Create a Chart to Track Disk Usage on the Application Block Device

The following steps use Cloudera Manager's Chart Builder to track disk usage on the Application Block Device (mounted to /var/lib/cdsw on the CDSW master host) over time.
  1. Log into the Cloudera Manager Admin Console.
  2. Click Charts > Chart Builder.
  3. Enter a tsquery that charts memory usage on the block device. For example, the following tsquery creates a chart to track unallocated memory on the Application block device.
    select capacity_free where mountpoint="/var/lib/cdsw" and category=FILESYSTEM and hostname="<CDSW_Master_hostname>"
    Alternatively, you could use the following tsquery to track the amount of memory already in use on the block device.
    select capacity, capacity_used where mountpoint="/var/lib/cdsw" and category=FILESYSTEM and hostname="<CDSW_Master_hostname>"
    Make sure you insert the hostname for your master host as indicated in the queries.
  4. Click Build Chart. You should see a preview of the chart below.



  5. Click Save.
  6. Enter a name for the chart.
  7. Select Add chart to another dashboard. From the dropdown list of available System Dashboards, select CDH Cloudera Data Science Workbench Status Page.
  8. Click Save Chart. If you navigate back to the CDSW service page, you should now see the new chart on this page.
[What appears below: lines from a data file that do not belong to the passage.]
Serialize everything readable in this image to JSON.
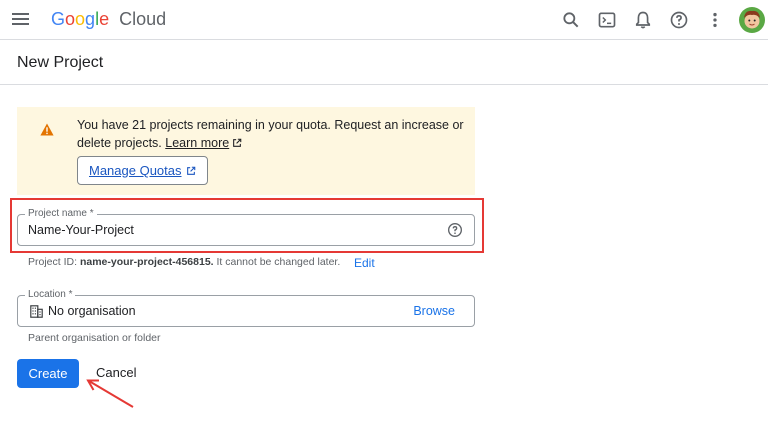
{
  "topbar": {
    "logo_google": "Google",
    "logo_cloud": "Cloud",
    "icons": [
      "menu-icon",
      "search-icon",
      "cloud-shell-icon",
      "notifications-icon",
      "help-icon",
      "more-vert-icon",
      "avatar"
    ]
  },
  "header": {
    "title": "New Project"
  },
  "banner": {
    "text": "You have 21 projects remaining in your quota. Request an increase or delete projects.",
    "learn_more": "Learn more",
    "manage_quotas": "Manage Quotas"
  },
  "project_name": {
    "label": "Project name *",
    "value": "Name-Your-Project",
    "hint_prefix": "Project ID:",
    "hint_id": "name-your-project-456815.",
    "hint_suffix": "It cannot be changed later.",
    "edit": "Edit"
  },
  "location": {
    "label": "Location *",
    "value": "No organisation",
    "browse": "Browse",
    "hint": "Parent organisation or folder"
  },
  "actions": {
    "create": "Create",
    "cancel": "Cancel"
  },
  "colors": {
    "primary": "#1a73e8",
    "banner_bg": "#fef7e0",
    "warning": "#e37400",
    "annotation_red": "#e53935"
  }
}
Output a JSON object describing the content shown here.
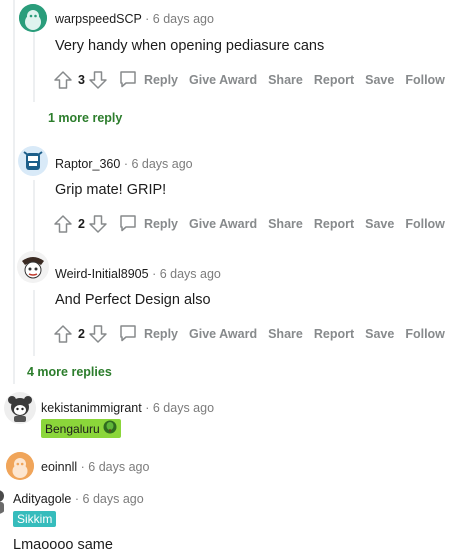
{
  "comments": [
    {
      "author": "warpspeedSCP",
      "time": "6 days ago",
      "body": "Very handy when opening pediasure cans",
      "score": "3"
    },
    {
      "author": "Raptor_360",
      "time": "6 days ago",
      "body": "Grip mate! GRIP!",
      "score": "2"
    },
    {
      "author": "Weird-Initial8905",
      "time": "6 days ago",
      "body": "And Perfect Design also",
      "score": "2"
    },
    {
      "author": "kekistanimmigrant",
      "time": "6 days ago",
      "flair": "Bengaluru"
    },
    {
      "author": "eoinnll",
      "time": "6 days ago"
    },
    {
      "author": "Adityagole",
      "time": "6 days ago",
      "flair": "Sikkim",
      "body": "Lmaoooo same"
    }
  ],
  "separator": "·",
  "actions": {
    "reply": "Reply",
    "give_award": "Give Award",
    "share": "Share",
    "report": "Report",
    "save": "Save",
    "follow": "Follow"
  },
  "more_replies_1": "1 more reply",
  "more_replies_4": "4 more replies",
  "colors": {
    "more_link": "#2c7d2c",
    "bengaluru_flair": "#8bd63a",
    "sikkim_flair": "#36bcbc",
    "action_text": "#878a8c"
  },
  "icons": [
    "upvote-icon",
    "downvote-icon",
    "reply-bubble-icon",
    "tree-icon"
  ]
}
    For more details about Cloudera Manager's Chart Builder, see the following topic in the Cloudera Manager documentation: Charting Time Series Data.

Create a Trigger to Notify Cluster Administrators when Free Space Runs Low

The following steps create a trigger to alert Cloudera Manager cluster administrators when free space on the Application Block Device has fallen below a specific threshold.
  1. Log in to Cloudera Manager and go to the CDSW service page.
  2. Click Create Trigger.
  3. Give the trigger a name.
  4. Modify the Expression field to include a condition for the trigger to fire. For example, if the trigger should fire when unallocated memory on the Application Block Device falls below 250GB, the expression should be:
    IF (select capacity_free where mountpoint="/var/lib/cdsw" and category=FILESYSTEM and hostname="<CDSW_Master_hostname>" and LAST (capacity_free) < 250GB) DO health:concerning
    On the right hand side of the page, you should see a preview of the query you have entered and a chart that displays the result of the query as in the following sample image. Note that if the query is incorrect or incomplete you will not see the preview on the right.


  5. Click Create Trigger. If you navigate back to the CDSW service page, you should now see the new trigger in the list of Health Tests.

    For more details about Triggers, refer the following topic in the Cloudera Manager documentation: Triggers.

Creating Diagnostic Bundles

Diagnostic data for Cloudera Data Science Workbench is now available as part of the Cloudera Manager diagnostic bundle. For details on usage and diagnostic data collection in Cloudera Data Science Workbench, see Data Collection in Cloudera Data Science Workbench.